There aren’t too many around who are genuinely called legends but there is little doubt that Albert Lee should get the accolade. He has been around since the fifties and played with almost everyone but his band Albert Lee & Hogan’s Heroes is still to be seen playing small and intimate venues around the UK and he chose the Cadogan Hall for his 70th birthday celebration only to see the first date sell out in hours and so the second date was added.

The format was pretty much as one might have expected: Albert and his band – in this case Andy Fairweather's Low Riders– welcoming stars on stage to join Albert for a couple of songs and then moving on to be replaced by the next. The whole evening was compered by Mike Read and in between they showed video greetings from the likes og Eric Clapton, Joe Bonamassa, Emmylou Harris and many others. The capacity crowd were kept entertained for nearly three hours of superb music and the sound was as good as I had ever heard at the Cadogan Hall. All in all a great night.

Of the stars who performed with Albert they cut across virtually all sides of Blues, Country, rock and roll and the like with names such as Gary (US) Bonds followed by Chris Farlowe and the Shadows taking to the stage and showing Lee’s versatility and virtuosity. He played with the original Drifters (later renamed as the Shadows) before Cliff came along and worked with Farlowe and the Thunderbirds in the sixties, leaving in 1968. Shaking Stevens was brought on for a couple of numbers and showed that he actually can sing apart from his ‘pop’ material.
Joe Brown came on allowing Albert to show off his mandolin skills and Marty Wilde brought both his daughters on to sing a couple of rock and roll classics before Chas and Dave played a few of their greatest hits and had the audience rocking along with them (Albert played with Chas Hodges in Heads, Hands & Feet in the early seventies).

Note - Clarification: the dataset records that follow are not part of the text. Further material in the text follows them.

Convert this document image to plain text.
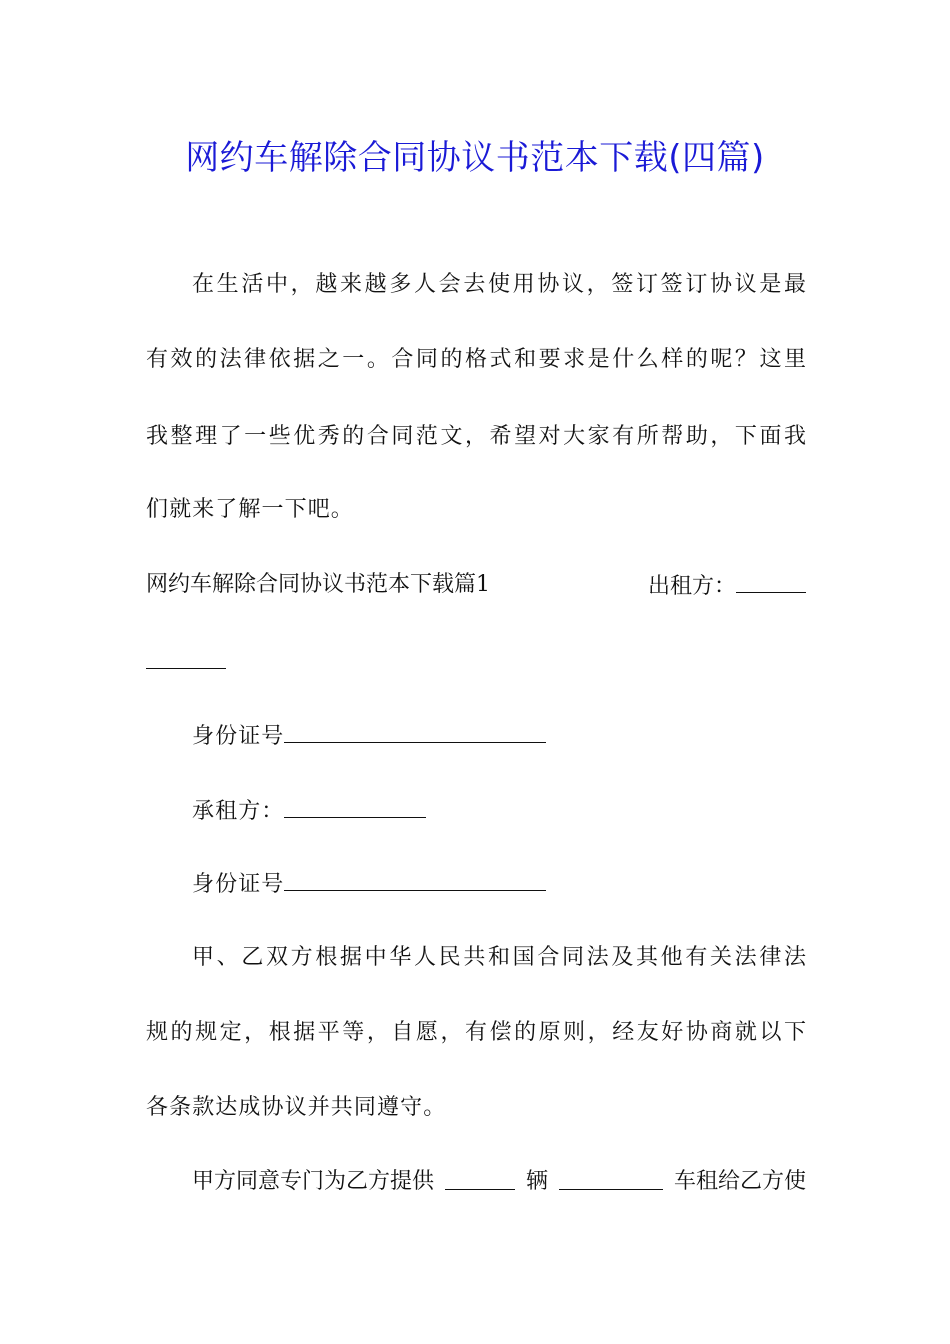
网约车解除合同协议书范本下载(四篇)
在生活中，越来越多人会去使用协议，签订签订协议是最
有效的法律依据之一。合同的格式和要求是什么样的呢？这里
我整理了一些优秀的合同范文，希望对大家有所帮助，下面我
们就来了解一下吧。
网约车解除合同协议书范本下载篇1	出租方：
身份证号
承租方：
身份证号
甲、乙双方根据中华人民共和国合同法及其他有关法律法
规的规定，根据平等，自愿，有偿的原则，经友好协商就以下
各条款达成协议并共同遵守。
甲方同意专门为乙方提供	辆	车租给乙方使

One of the highlights of the evening was Bill Wyman coming on for a couple of numbers – Lee had been a member of Bill Wyman’s Rhythm Kings from the start.

As befits a man who played as the ‘Third Everly’ for over twenty years after organising the Everly Brothers reunion show in 1983 there were plenty of Everly Brothers songs scattered around the acts, all familiar and sounding surprisingly fresh.

Albert performed with his daughter, with his son and finally with his band for the last half an hour and there wasn’t a moment when you wondered what all the fuss was about – the man has been a true legend for many years and the love shown by his fellow performers only matched the response from his fans. A terrific evening and a celebration of one of rock’s nice guys.